Сейчас у контейнеров пусто, а других энтузиастов, спасающих книги от варварского уничтожения, что-то не видно. Конечно, они есть, кто-то роется, подобно Томбергу, но это возле других домов. Не так уж и много на свете томбергов. Я так же невесело смотрел на мусорный контейнер, Барбос убежал на газон, оттуда посматривал на меня с опаской: не закричу ли это самое противное: «Барбос, домой!», торопливо носился по траве, вынюхивал запахи.

Издали раздался горестный крик:

– Володя, прости, опоздал!.. Ну вот такой я опоздун, хоть убей!.. Ну, хошь, на колени встану!

Благовещенский шел размашистой походкой, почти бежал, в самом деле запыхавшийся, словно до встречи со мной успел заскочить еще к кому-то и стрельнуть баксов.

Я молча достал из нагрудного кармана полсотни, Благовещенский радостно заулыбался, видимо, побаивался, что передумаю, вскричал:

– Вижу-вижу, куда обращен твой взор!.. Гибнет культура, да, Володя?..

– Гибнет-гибнет, – подтвердил я.

– А с нею гибнет и весь мир, – сказал он патетически.

– На, – сказал я, – держи.

– Спасибо, Володя, – сказал он с чувством. – Есть же люди, поддерживают нас, людей культуры, в трудный час! Ты один из таких великих людей. Как тебе удается выживать к этом мире, не знаю, может быть, по ночам старушек топором, но главное ведь в рыночном мире не кого убиваешь, а куда деньги вкладываешь, верно? А ты вкладываешь в святое дело…

Я промолчал, очень немногие знают, что в жанре пасбайм я на вершине списка.
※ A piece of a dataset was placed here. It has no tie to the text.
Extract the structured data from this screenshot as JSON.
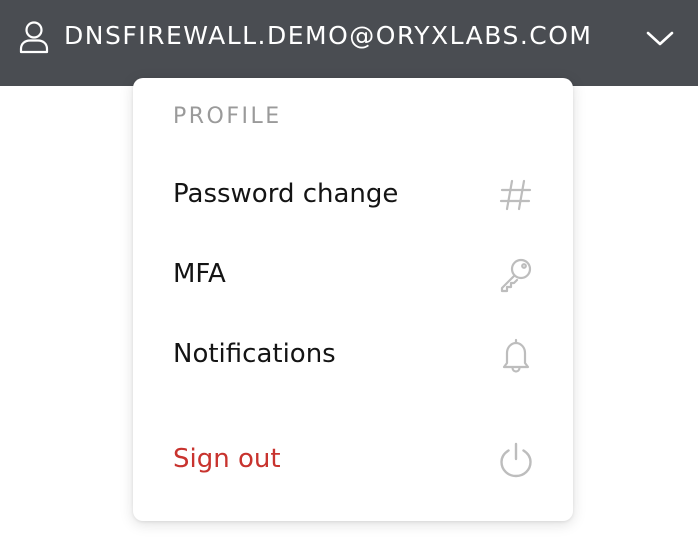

Шумиха мне ни к чему, для своих коллег я остаюсь старорежимным писателем-текстовиком, никому не рассказываю, что я и есть тот самый гад, что клепает интерактивные романы, псевдоним надежно закрывает от просто любопытных, а свое имя поставлю на Главной Книге. Я вошел в десятку сильнейших авторов еще в эру бумажных, как раз, когда перед их закатом был кратковременный расцвет. Скромно замечу, что свою лепту вложил и я, первым в мире введя в художественный текст смайлики и прочие иероглифы и пиктограмки. Раньше они были невозможны, потому что буквы отливались из свинца, процесс печати непрост, очень непрост, я еще застал то время и с содроганием вспоминаю жуткие времена, чуть ли не средневековье, что, по сути, и есть средневековье: процесс печати в двадцатом веке был практически тот же, что и у Гуттенберга. Потом же, с приходом компьютеризации, каждый автор уже мог сам придумывать особые значки и вводить в текст, как сам создавать свои шрифты, менять начертания уже привычных.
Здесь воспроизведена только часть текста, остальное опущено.